A desconstrução do baú

Ainda existem coisas que eu penso ser incapaz de fazer, até as experimentar. Uma das coisas que mais me amedrontava enquanto criança era ter de me desfazer dos meus brinquedos e ter de passar a conviver com aquele vazio que nunca experimentei, pois atrever-me a deixar de lado certas peças que formavam o puzzle da minha vida era impensável. O tempo foi passando, e com ele fui aprendendo de que, quanto maior a simplicidade com que abordarmos certos aspetos da nossa vida, com mais afinco chegamos a compreender o seu propósito. Existem situações em que quanto mais despidos estivermos de coisas que normalmente nos são essenciais, melhor para a nossa sanidade. 
Há alguns tempos, naquela onda de ir arrumando e me desestruturando de toda aquela cúpula que me cercava de itens desnecessários, deitei muita coisa fora. E por muito receosa que estivesse na altura, soube-me bastante bem reduzir certas peças que me pertenciam, substituindo-as por outras que me faziam mesmo falta, tal como a serenidade de poder lidar com o primordial. Corri em conjunto com alguns dias, fui-me desapegando de certas coisas, entretanto, o dia de hoje aconteceu. Certas coisas que eu tinha medo de me desfazer, foram como que pedregulhos dos quais me livrei. Não só senti uma paz interior, como caí na pura realidade que é estar a entrar numa novíssima fase da minha vida. Por muito fácil que me seja abandonar manuais escolares, trabalhos de aula há muito concebidos, folhas soltas pertencentes a um fragmento do passado, se há coisa da qual não me consigo livrar são dos cadernos.
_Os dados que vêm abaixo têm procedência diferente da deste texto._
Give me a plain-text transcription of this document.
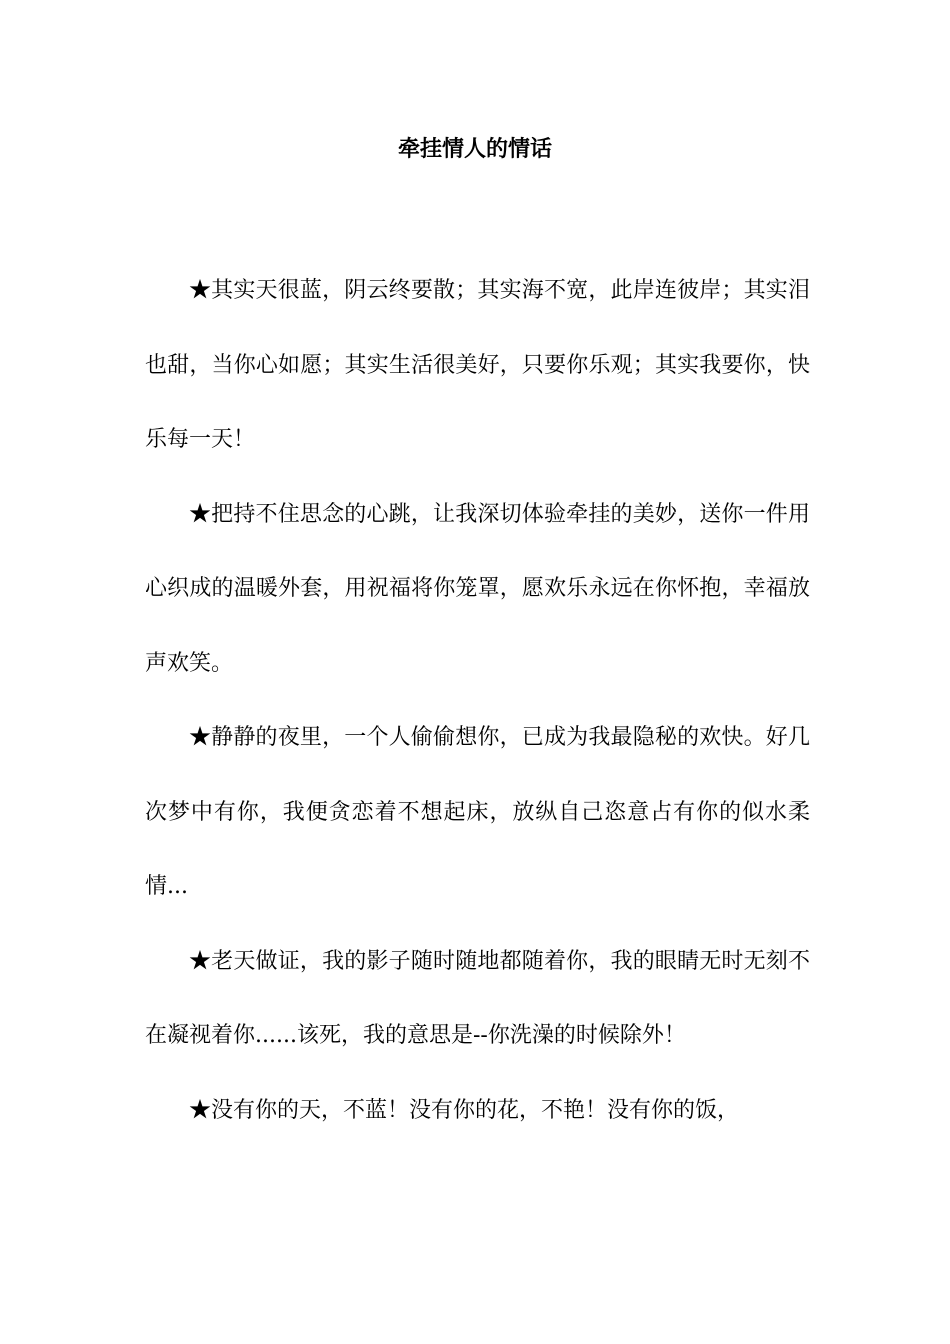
牵挂情人的情话

★其实天很蓝，阴云终要散；其实海不宽，此岸连彼岸；其实泪也甜，当你心如愿；其实生活很美好，只要你乐观；其实我要你，快乐每一天！

★把持不住思念的心跳，让我深切体验牵挂的美妙，送你一件用心织成的温暖外套，用祝福将你笼罩，愿欢乐永远在你怀抱，幸福放声欢笑。

★静静的夜里，一个人偷偷想你，已成为我最隐秘的欢快。好几次梦中有你，我便贪恋着不想起床，放纵自己恣意占有你的似水柔情...

★老天做证，我的影子随时随地都随着你，我的眼睛无时无刻不在凝视着你......该死，我的意思是--你洗澡的时候除外！

★没有你的天，不蓝！没有你的花，不艳！没有你的饭，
Para mim, os cadernos são objetos muito complexos, muito confidenciais, ao ponto de carregarem palavras, evoluções e ilustrações que, tal como uma fotografia, são capazes de nos transportar para um lugar, sem necessitarmos de sair do lugar. Faço questão de manter os cadernos por perto por uma questão quase intrínseca de me querer conhecer no meio de tantas coisas que me fui esquecendo há medida que fui crescendo.
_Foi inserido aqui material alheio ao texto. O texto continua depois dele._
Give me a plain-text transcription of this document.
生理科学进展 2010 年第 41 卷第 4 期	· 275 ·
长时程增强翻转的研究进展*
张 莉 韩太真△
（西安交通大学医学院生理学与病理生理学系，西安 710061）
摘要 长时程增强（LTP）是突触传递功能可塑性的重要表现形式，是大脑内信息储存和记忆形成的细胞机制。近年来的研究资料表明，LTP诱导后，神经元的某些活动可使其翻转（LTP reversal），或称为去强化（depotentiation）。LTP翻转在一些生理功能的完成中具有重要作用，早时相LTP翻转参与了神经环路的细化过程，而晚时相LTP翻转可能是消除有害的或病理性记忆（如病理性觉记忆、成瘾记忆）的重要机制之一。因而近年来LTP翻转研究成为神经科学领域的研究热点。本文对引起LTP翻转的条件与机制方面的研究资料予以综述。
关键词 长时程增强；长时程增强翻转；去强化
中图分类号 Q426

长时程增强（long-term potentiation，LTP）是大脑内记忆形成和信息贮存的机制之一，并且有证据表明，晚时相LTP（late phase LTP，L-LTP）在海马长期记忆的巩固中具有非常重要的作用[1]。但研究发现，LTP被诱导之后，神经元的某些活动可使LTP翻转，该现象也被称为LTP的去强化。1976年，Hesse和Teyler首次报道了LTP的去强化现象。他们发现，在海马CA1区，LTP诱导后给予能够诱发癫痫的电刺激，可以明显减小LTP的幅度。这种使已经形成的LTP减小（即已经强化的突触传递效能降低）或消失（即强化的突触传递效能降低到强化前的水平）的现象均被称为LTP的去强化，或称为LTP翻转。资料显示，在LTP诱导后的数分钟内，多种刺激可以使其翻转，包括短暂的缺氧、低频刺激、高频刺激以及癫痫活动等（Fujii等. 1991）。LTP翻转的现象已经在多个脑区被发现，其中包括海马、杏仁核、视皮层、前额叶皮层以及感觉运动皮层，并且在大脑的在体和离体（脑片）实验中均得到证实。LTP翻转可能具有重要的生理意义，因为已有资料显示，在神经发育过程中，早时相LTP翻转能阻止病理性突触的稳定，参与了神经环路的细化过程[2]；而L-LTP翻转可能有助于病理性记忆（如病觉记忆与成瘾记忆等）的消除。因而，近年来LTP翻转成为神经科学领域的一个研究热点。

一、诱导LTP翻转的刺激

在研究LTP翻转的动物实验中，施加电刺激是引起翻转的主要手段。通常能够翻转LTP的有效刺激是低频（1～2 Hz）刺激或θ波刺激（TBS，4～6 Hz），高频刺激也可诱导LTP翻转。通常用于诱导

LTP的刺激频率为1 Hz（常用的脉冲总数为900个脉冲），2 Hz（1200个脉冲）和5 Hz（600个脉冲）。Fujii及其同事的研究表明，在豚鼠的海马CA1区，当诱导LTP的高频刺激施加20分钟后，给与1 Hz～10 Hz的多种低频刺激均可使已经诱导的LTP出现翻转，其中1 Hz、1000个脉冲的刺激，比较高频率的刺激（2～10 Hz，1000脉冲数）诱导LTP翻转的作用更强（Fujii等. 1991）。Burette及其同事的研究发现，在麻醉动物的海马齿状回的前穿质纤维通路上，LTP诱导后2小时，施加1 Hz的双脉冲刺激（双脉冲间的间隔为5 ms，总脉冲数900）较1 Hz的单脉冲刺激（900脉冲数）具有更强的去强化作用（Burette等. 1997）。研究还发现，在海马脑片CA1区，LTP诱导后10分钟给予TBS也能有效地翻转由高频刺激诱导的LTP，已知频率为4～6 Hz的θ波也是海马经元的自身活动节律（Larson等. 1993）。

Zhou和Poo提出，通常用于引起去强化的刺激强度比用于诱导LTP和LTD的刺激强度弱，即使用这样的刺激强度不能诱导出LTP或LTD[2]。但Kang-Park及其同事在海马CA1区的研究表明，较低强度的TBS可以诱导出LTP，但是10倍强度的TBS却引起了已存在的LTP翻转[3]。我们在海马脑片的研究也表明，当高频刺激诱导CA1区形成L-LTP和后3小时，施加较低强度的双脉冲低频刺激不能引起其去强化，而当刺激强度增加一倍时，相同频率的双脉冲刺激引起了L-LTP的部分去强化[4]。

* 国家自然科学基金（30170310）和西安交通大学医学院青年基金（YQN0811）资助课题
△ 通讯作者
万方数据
Para além de ter colocados os cadernos num canto da casa para só depois poder guardá-los em condições, o saco dos brinquedos que por cá ainda permaneciam revelaram-se uma mais valia: por muito estranho que pareça eu os ter conservado por tanto tempo, no aglomerado de itens que já não me diziam nada – e graças à persistência dos meus pais, ao afirmarem que eu poderia encontrar algo de que me valesse a verificação – quase subi às paredes quando a minha mãe estendeu a mão com pequenas esculturas de algumas das personagens de Harry Potter, assim como três das casas de Hogwarts. Só de saber que na altura em que mos ofereceram eu estava nem aí com o assunto, foi como se me tivessem enterrado uma faca pelo coração adentro. Não fosse pela mãe que tenho, e hoje todo o trabalho que tive ao ajudar a organizar a casa talvez não tivesse compensado assim tanto. Ademais destas miniaturas, revi caricas que há muito tinha esquecido, decidida até em recuperá-las para, num dia destes, dar-lhes um uso merecido.
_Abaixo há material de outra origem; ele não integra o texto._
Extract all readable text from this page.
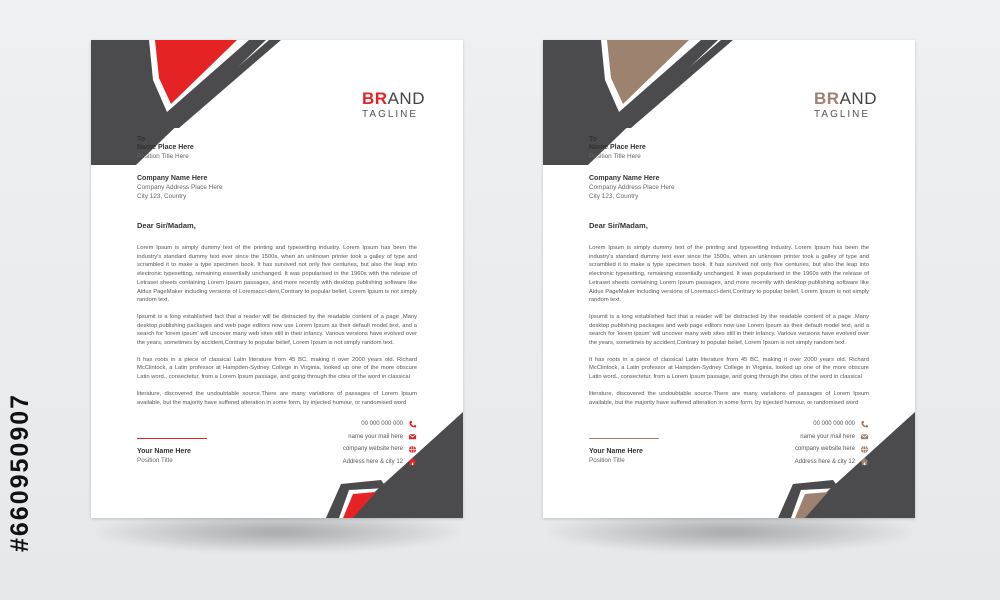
#660950907
BRAND
TAGLINE
To
Name Place Here
Position Title Here
Company Name Here
Company Address Place Here
City 123, Country
Dear Sir/Madam,

Lorem Ipsum is simply dummy text of the printing and typesetting industry. Lorem Ipsum has been the industry's standard dummy text ever since the 1500s, when an unknown printer took a galley of type and scrambled it to make a type specimen book. It has survived not only five centuries, but also the leap into electronic typesetting, remaining essentially unchanged. It was popularised in the 1960s with the release of Letraset sheets containing Lorem Ipsum passages, and more recently with desktop publishing software like Aldus PageMaker including versions of Loremacci-dent,Contrary to popular belief, Lorem Ipsum is not simply random text.

Ipsumit is a long established fact that a reader will be distracted by the readable content of a page .Many desktop publishing packages and web page editors now use Lorem Ipsum as their default model text, and a search for 'lorem ipsum' will uncover many web sites still in their infancy. Various versions have evolved over the years, sometimes by accident,Contrary to popular belief, Lorem Ipsum is not simply random text.

It has roots in a piece of classical Latin literature from 45 BC, making it over 2000 years old. Richard McClintock, a Latin professor at Hampden-Sydney College in Virginia, looked up one of the more obscure Latin word., consectetur, from a Lorem Ipsum passage, and going through the cites of the word in classical

literature, discovered the undoubtable source.There are many variations of passages of Lorem Ipsum available, but the majority have suffered alteration in some form, by injected humour, or randomised word

00 000 000 000
name your mail here
company website here
Address here & city 12
Your Name Here
Position Title
BRAND
TAGLINE
To
Name Place Here
Position Title Here
Company Name Here
Company Address Place Here
City 123, Country
Dear Sir/Madam,

Lorem Ipsum is simply dummy text of the printing and typesetting industry. Lorem Ipsum has been the industry's standard dummy text ever since the 1500s, when an unknown printer took a galley of type and scrambled it to make a type specimen book. It has survived not only five centuries, but also the leap into electronic typesetting, remaining essentially unchanged. It was popularised in the 1960s with the release of Letraset sheets containing Lorem Ipsum passages, and more recently with desktop publishing software like Aldus PageMaker including versions of Loremacci-dent,Contrary to popular belief, Lorem Ipsum is not simply random text.

Ipsumit is a long established fact that a reader will be distracted by the readable content of a page .Many desktop publishing packages and web page editors now use Lorem Ipsum as their default model text, and a search for 'lorem ipsum' will uncover many web sites still in their infancy. Various versions have evolved over the years, sometimes by accident,Contrary to popular belief, Lorem Ipsum is not simply random text.

It has roots in a piece of classical Latin literature from 45 BC, making it over 2000 years old. Richard McClintock, a Latin professor at Hampden-Sydney College in Virginia, looked up one of the more obscure Latin word., consectetur, from a Lorem Ipsum passage, and going through the cites of the word in classical

literature, discovered the undoubtable source.There are many variations of passages of Lorem Ipsum available, but the majority have suffered alteration in some form, by injected humour, or randomised word

00 000 000 000
name your mail here
company website here
Address here & city 12
Your Name Here
Position Title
O facto de saber que estou de bem com algo da qual não era grande adepta – leia-se Harry Potter – é quase que uma metáfora para toda a minha vida atual. Ter o medo de ser invadida pela abdicação de certos objetos em nada se compara com a harmonia de querer fazê-lo. Pode parecer absurdo, mas talvez certas pessoas se sintam baralhadas por necessitarem de uma limpeza exterior, algo que as faça sentir completamente à vontade no meio em que se insiram. Hoje foi ter quase lagrimado pela presença da aceitação, da mudança, do ser a cada dia uma pessoa melhor. Amanhã, esperemos que a evolução permaneça e renda sorrisos para a vida inteira. Para depois, é só lutar para conseguir obter os materiais certos para um novo baú.

2 thoughts on “A desconstrução do baú”

  1. Estas viagens ao passado trazem sempre as memórias todas com elas – e acho que é quase impossível pegarmos nos nossos brinquedo e não ter memórias boas 🙂 ando há n tempo para fazer o mesmo que tu, mas tem-me faltado a coragem!